A atleta paranaense Flavia Maria de Lima, velocista pentacampeã dos 800 metros, recebeu com alegria a notícia de sua convocação para as Olimpíadas de Paris em 2024. No entanto, a conquista veio acompanhada de uma séria preocupação: a possibilidade de perder a guarda de sua filha de seis anos.
Atualmente, Flavia compartilha a guarda da criança com seu ex-companheiro, que recentemente moveu uma ação na Justiça acusando a atleta de abandono parental devido às viagens necessárias para competir.
Em sua conta no Instagram, a velocista revelou que cada viagem para buscar a vaga olímpica, mesmo dentro do Brasil, tem sido usada pelo pai da criança como argumento para alegar abandono materno.
Relação abusiva
Nas redes sociais, Flavia compartilhou detalhes de seu relacionamento abusivo, que começou antes mesmo do nascimento de sua filha em 2018, dois anos após sua estreia olímpica na Rio-2016. "Quando contei para meu então companheiro que queria ser mãe, ele disse que não queria ser pai. Mas hoje usa a filha para perpetuar violência após o término do relacionamento abusivo", relatou.
A atleta descreveu a exaustiva rotina que enfrentou como mãe, atleta e dona de casa sem nenhuma ajuda.
"Lavar, cozinhar, passar enquanto o bebê dormia. Era a exaustão extrema."
As dificuldades a levaram a mudar para a prova dos 3.000 metros com obstáculos, sem o mesmo sucesso.
Em 2021, Flavia decidiu deixar a filha com sua mãe por dois meses para treinar em São Paulo, na busca por uma vaga olímpica, mas terminou em 51º no ranking, fora das 48 classificadas.
A queda de categoria no Bolsa Atleta impactou financeiramente a vida da atleta, que começou a fazer crochê para vender, além de sua rotina já sobrecarregada.
"Se eu não conseguisse fazer o almoço para terminar uma encomenda e pedisse para ele comprar uma marmita, ele reclamava. Disse com todas as letras que era minha obrigação ele chegar em casa e estar com a comida feita, a roupa lavada, servi-lo em todos os sentidos", revelou Flavia.
Apoio e lesões
A atleta só conseguiu continuar sua carreira graças ao apoio de uma amiga que cuidava de sua filha para que ela pudesse treinar.
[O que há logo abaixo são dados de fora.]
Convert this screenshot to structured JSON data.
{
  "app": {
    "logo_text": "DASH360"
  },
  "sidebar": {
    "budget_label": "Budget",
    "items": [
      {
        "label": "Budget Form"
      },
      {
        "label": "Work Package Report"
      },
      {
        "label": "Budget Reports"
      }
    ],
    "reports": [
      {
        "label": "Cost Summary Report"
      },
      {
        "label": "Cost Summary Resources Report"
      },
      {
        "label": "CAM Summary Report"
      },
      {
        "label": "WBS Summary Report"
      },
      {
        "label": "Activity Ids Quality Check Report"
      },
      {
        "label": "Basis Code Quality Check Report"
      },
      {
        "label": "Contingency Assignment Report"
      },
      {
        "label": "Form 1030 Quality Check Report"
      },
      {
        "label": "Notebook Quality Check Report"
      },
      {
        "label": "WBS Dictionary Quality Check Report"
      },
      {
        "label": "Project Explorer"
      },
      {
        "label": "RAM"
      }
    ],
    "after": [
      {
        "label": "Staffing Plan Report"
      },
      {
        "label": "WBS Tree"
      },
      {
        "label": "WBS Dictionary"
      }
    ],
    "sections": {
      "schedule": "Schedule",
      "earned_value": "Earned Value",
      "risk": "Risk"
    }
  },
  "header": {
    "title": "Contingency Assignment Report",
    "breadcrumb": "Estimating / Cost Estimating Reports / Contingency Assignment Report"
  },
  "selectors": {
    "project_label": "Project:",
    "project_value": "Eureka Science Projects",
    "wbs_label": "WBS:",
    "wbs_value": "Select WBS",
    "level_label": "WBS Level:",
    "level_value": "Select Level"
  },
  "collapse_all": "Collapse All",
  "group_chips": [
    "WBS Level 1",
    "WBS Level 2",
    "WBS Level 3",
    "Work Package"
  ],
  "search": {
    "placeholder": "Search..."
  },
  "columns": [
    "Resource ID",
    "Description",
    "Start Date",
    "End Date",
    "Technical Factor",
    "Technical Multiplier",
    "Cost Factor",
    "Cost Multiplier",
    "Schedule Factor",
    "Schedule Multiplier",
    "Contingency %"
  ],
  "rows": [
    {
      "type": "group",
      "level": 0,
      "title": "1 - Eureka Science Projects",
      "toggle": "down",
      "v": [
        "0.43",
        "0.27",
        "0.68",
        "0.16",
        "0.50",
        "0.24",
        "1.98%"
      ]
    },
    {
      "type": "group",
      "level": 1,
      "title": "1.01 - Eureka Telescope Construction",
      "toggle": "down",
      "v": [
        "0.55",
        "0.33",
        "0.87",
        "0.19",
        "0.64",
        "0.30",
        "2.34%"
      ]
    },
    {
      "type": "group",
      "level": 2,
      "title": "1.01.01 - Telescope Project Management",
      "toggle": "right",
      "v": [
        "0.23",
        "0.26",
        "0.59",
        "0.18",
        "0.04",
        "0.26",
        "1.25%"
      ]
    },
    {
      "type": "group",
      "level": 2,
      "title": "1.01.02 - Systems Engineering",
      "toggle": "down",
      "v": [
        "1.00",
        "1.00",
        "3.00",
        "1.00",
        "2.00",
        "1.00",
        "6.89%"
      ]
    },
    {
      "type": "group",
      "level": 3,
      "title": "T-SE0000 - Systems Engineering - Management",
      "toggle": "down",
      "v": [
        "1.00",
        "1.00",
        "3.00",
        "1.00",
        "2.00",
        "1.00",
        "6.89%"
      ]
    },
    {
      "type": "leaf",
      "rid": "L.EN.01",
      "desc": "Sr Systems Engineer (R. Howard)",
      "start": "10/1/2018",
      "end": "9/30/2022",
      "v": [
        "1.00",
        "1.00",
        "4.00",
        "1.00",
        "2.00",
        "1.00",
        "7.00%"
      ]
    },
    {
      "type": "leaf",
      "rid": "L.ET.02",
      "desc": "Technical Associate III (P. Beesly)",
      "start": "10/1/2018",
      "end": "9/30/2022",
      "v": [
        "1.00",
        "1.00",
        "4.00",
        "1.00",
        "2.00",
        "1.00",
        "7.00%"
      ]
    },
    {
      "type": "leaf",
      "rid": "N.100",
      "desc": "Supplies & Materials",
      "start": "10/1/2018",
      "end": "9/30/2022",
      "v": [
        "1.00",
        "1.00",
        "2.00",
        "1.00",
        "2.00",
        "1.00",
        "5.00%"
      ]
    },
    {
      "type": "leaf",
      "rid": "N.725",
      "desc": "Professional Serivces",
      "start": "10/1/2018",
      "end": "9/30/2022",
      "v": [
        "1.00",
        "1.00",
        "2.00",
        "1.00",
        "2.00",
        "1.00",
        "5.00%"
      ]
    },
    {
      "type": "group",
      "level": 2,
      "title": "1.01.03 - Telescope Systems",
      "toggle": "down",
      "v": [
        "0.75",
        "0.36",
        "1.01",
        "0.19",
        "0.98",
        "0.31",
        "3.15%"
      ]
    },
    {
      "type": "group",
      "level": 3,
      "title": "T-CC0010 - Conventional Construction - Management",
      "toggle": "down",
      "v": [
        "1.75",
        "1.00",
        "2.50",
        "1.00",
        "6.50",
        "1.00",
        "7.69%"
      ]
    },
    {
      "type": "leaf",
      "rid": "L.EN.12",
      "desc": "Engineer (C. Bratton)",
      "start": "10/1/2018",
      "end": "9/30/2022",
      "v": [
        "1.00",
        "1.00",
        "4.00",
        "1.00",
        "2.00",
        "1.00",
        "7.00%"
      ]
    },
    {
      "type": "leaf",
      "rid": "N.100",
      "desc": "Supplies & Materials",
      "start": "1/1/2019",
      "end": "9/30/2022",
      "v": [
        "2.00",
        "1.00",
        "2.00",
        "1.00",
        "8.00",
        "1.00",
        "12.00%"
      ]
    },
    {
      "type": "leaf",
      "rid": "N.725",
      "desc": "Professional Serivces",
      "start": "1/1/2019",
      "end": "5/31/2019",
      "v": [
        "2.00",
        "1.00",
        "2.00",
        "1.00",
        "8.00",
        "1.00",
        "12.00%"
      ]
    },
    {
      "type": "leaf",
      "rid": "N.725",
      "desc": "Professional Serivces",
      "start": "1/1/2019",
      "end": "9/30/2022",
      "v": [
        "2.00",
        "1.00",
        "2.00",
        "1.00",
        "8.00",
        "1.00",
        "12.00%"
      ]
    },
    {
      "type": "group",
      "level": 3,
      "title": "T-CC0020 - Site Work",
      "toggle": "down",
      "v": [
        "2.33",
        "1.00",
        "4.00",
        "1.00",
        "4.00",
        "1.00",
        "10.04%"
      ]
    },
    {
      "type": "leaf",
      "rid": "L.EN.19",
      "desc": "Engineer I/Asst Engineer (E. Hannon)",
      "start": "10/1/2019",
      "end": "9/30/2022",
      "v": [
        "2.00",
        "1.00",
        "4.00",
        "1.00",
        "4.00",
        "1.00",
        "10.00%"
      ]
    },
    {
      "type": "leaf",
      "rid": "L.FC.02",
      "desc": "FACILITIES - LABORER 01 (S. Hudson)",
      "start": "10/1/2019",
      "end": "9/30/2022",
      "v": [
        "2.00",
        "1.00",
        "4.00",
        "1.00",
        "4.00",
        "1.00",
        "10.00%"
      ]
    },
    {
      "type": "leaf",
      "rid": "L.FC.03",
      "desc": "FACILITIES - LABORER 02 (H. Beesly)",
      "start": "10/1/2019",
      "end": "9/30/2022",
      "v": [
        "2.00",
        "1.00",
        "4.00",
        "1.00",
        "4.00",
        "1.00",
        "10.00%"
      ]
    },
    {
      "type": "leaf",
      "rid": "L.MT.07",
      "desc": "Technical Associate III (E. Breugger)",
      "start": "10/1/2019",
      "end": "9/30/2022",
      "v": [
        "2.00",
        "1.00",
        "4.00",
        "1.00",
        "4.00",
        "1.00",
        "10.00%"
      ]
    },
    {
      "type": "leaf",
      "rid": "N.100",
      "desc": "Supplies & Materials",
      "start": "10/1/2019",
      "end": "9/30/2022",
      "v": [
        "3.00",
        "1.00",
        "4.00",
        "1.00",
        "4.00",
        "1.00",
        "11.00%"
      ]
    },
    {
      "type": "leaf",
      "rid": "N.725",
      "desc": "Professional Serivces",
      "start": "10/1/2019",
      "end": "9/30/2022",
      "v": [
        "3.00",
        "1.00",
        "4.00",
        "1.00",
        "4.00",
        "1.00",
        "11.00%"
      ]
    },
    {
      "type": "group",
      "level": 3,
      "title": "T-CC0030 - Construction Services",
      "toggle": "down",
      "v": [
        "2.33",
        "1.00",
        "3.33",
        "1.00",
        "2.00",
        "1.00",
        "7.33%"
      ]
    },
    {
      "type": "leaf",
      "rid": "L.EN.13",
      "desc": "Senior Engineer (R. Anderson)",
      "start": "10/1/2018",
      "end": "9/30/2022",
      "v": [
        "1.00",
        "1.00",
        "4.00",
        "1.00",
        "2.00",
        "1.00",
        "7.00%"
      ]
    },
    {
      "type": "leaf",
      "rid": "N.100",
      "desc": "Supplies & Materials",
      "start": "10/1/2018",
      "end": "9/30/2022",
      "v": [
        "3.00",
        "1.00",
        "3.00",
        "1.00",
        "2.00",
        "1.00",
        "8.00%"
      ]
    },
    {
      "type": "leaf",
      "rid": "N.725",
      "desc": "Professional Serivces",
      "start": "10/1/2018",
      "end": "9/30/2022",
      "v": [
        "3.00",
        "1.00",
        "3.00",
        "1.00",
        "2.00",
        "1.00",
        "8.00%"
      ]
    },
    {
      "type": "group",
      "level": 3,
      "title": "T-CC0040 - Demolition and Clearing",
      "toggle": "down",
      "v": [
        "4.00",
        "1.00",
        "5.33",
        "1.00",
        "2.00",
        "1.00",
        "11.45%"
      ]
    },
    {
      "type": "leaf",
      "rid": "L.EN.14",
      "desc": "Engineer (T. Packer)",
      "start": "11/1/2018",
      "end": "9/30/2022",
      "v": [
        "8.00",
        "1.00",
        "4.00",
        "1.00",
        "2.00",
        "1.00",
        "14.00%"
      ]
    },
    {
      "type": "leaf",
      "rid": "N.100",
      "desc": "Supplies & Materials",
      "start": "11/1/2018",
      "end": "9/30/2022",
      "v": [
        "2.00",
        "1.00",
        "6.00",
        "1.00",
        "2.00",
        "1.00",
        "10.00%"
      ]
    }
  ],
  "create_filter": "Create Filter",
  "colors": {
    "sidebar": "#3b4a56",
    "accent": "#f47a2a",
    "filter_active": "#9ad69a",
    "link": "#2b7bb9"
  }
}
Em 2022, uma lesão na panturrilha quase a tirou das competições. Flavia enfrentava uma rotina árdua, carregando a filha diariamente até a escola por 6 km, sem tempo para cuidados essenciais como massagem ou fisioterapia.
Mesmo após um rompimento de grau 2 na panturrilha, o pai da criança só comprou uma bicicleta com cadeirinha quando Flavia não conseguia mais andar.
Durante a reforma da pista na cidade de Campo Mourão/PR, Flavia precisou treinar cinco meses em São Paulo, deixando a filha com o então marido. Ao retornar, a criança relatou situações que a convenceram a pedir o divórcio.
Machismo e desafios
"Na história dos Jogos Olímpicos, nenhum pai foi acusado de abandonar filhos por trabalhar como atleta para o sustento deles. Eu sou, e só porque sou mãe, logo mulher", desabafou Flavia.
A atleta afirma que enfrenta "uma correnteza de acusações" do ex-companheiro, que tenta "atrapalhar sua carreira e resultados".
Segundo Flavia, o pai da criança nunca a visitou na casa da mãe de Flavia, em Campo Tenente/PR, exceto quando ela mesma levou a filha a Campo Mourão.
A cada nova convocação, ele peticiona no processo para alegar abandono. "Eu vim para a Europa com medo de perder a minha filha. O amor que tenho pela minha filha é imenso demais. Mas vim por nós duas, não vim a passeio. Eu vim pelo meu trabalho, em busca de algo melhor para nós duas", concluiu a atleta.
Olimpíadas de Paris
Nesta semana, já em Paris, a atleta afirmou que sua ida à competição é também uma forma de resistência, “um recado a todas as mulheres que estão passando por um processo de divórcio ou de guarda de filho, que vocês podem muito mais do que pensam”.
Ela também destacou que “não é um homem ou um sistema um pouquinho machista que vai diminuir seu valor. A gente tem que ser resistência, lutar pelo nosso direito e ser uma voz ativa”.